Immune Education enhanced the expression of genes associated with T cell survival in unoperated and CLP mice. Induction of memory T cell compartments via Immune Education combined with CLP may increase the model\'s concordance to human sepsis.
摘要:
个体T细胞应答基于免疫应答时存在的微环境和先前诱导的T细胞记忆而显著变化。虽然盲肠结扎和穿孔(CLP)模型是最常用的小鼠败血症模型,不同T细胞反应的贡献尚未被探索。我们使用单细胞RNA测序定义了对CLP的T细胞亚群反应,并检查了先前诱导的T细胞记忆(免疫教育)对这些反应的影响。我们假设在CLP之前的免疫教育会在单个细胞水平上改变T细胞反应,CLP后的早期时间点。
■从C57BL/6小鼠中分离脾T细胞。研究了四个队列:对照,免疫教育,CLP,和免疫教育CLP。在8周大的时候,免疫教育和免疫教育的CLP小鼠接受抗CD3抗体;对照和CLP小鼠施用同种型对照。CLP(用22号针穿刺两次)在12-13周时进行。在基线或CLP后24小时处死小鼠。转录组文库的无监督聚类确定了六个不同的T细胞亚群:静止的幼稚CD4+,初免CD4+,记忆CD4+,幼稚CD8+,激活的CD8+,和CD8+细胞毒性T细胞亚群。进行T细胞亚群特异性基因集富集分析和差异表达基因(DEGs)的跨栏分析。
■T细胞对CLP的反应不一致-鉴定了活化和抑制的T细胞的亚群。免疫教育增强了特定的T细胞亚群,并导致基因组特征有利于未手术和CLP小鼠中的T细胞存活。此外,免疫教育和CLP的组合以不同于单独的CLP的方式影响与T细胞活性相关的基因的表达。验证我们的发现,IL7R途径标记在免疫教育的CLP小鼠中上调,我们发现免疫教育增加了CLP后小鼠T细胞表面IL7R的表达。
■免疫教育增强了未手术和CLP小鼠中与T细胞存活相关的基因的表达。通过免疫教育联合CLP诱导记忆T细胞区室可能会增加模型与人败血症的一致性。

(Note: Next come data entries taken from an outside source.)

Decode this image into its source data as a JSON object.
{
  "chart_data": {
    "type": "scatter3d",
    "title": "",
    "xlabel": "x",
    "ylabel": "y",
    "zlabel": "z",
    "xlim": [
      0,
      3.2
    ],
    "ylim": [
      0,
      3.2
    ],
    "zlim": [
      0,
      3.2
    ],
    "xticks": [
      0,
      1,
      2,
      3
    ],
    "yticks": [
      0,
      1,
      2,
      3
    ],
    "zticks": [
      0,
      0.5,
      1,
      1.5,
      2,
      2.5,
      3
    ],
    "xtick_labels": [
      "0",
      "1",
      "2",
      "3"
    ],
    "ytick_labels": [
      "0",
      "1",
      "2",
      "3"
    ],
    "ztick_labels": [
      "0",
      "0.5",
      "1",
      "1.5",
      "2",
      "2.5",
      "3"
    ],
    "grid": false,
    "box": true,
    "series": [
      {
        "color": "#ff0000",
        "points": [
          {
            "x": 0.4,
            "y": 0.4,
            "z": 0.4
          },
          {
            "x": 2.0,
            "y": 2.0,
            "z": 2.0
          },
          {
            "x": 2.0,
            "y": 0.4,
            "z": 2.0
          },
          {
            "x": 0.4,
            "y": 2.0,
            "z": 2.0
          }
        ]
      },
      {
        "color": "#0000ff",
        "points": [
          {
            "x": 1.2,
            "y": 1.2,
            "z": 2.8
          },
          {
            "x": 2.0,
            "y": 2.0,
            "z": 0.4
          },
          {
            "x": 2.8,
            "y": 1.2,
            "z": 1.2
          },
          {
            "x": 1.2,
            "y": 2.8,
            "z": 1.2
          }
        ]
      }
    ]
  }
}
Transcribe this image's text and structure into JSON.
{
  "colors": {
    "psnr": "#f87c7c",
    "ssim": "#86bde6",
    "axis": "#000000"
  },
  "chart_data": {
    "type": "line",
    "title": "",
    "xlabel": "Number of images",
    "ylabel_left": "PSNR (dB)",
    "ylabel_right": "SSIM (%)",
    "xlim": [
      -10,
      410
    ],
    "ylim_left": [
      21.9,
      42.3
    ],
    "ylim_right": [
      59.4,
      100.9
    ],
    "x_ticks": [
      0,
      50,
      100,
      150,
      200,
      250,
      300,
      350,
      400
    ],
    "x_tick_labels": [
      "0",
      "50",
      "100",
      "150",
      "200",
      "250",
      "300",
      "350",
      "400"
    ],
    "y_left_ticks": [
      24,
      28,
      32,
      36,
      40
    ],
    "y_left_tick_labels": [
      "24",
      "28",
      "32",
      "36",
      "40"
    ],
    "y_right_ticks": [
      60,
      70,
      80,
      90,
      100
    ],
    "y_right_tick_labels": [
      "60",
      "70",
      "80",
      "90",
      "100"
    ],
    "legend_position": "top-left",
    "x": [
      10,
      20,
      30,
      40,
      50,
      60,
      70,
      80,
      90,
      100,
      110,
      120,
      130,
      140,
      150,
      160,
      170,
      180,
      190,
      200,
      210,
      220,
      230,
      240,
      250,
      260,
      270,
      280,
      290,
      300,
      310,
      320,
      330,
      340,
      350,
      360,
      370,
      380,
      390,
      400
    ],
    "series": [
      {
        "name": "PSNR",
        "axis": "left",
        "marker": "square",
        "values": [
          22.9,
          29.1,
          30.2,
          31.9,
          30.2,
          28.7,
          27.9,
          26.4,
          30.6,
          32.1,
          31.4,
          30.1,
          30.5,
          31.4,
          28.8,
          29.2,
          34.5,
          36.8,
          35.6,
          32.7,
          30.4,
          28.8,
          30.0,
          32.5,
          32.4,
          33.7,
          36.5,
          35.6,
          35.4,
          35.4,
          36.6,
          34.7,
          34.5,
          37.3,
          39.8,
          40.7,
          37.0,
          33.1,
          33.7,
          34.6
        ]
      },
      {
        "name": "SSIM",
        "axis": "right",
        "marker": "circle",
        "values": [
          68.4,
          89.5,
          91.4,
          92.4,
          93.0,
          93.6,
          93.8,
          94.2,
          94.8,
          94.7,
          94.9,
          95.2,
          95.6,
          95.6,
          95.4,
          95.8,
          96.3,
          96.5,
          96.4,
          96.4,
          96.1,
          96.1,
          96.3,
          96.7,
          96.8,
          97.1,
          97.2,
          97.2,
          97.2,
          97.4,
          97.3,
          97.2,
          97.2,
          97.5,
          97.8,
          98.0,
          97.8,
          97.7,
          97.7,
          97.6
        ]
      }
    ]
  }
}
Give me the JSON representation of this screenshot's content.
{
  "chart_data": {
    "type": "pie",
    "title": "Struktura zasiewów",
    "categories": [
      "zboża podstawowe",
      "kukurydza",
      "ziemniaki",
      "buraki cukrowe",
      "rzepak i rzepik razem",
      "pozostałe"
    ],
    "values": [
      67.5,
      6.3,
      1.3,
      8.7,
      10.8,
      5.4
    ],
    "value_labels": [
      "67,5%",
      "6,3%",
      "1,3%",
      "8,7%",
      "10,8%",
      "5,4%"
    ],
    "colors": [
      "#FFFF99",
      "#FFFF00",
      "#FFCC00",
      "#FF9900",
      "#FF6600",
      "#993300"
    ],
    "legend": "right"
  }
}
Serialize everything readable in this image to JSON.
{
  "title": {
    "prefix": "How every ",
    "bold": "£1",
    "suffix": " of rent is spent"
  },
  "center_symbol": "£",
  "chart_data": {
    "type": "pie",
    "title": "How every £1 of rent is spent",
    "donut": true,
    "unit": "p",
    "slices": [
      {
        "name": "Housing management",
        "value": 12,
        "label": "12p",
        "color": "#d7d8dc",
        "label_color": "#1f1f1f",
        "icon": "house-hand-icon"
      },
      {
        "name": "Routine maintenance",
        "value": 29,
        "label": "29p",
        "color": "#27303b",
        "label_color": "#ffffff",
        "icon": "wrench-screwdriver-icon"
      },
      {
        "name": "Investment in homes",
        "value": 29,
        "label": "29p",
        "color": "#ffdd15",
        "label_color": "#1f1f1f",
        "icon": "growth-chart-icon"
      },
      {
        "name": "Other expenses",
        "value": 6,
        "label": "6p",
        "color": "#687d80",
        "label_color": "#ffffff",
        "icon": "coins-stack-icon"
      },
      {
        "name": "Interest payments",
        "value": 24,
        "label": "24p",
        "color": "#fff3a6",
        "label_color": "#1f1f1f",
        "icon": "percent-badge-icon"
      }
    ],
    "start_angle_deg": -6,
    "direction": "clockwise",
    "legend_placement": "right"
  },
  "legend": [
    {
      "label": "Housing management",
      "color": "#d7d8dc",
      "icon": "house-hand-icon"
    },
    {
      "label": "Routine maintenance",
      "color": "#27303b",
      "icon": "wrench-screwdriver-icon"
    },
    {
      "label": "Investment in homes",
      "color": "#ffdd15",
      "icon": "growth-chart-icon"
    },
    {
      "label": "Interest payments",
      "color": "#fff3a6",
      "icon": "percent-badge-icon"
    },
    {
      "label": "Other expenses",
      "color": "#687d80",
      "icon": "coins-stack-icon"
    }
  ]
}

■从C57BL/6小鼠中分离脾T细胞。研究了四个队列:对照,免疫教育,CLP,和免疫教育CLP。在8周大的时候,免疫教育和免疫教育的CLP小鼠接受抗CD3抗体;对照和CLP小鼠施用同种型对照。CLP(用22号针穿刺两次)在12-13周时进行。在基线或CLP后24小时处死小鼠。转录组文库的无监督聚类确定了六个不同的T细胞亚群:静止的幼稚CD4+,初免CD4+,记忆CD4+,幼稚CD8+,激活的CD8+,和CD8+细胞毒性T细胞亚群。进行T细胞亚群特异性基因集富集分析和差异表达基因(DEGs)的跨栏分析。
■T细胞对CLP的反应不一致-鉴定了活化和抑制的T细胞的亚群。免疫教育增强了特定的T细胞亚群,并导致基因组特征有利于未手术和CLP小鼠中的T细胞存活。此外,免疫教育和CLP的组合以不同于单独的CLP的方式影响与T细胞活性相关的基因的表达。验证我们的发现,IL7R途径标记在免疫教育的CLP小鼠中上调,我们发现免疫教育增加了CLP后小鼠T细胞表面IL7R的表达。
■免疫教育增强了未手术和CLP小鼠中与T细胞存活相关的基因的表达。通过免疫教育联合CLP诱导记忆T细胞区室可能会增加模型与人败血症的一致性。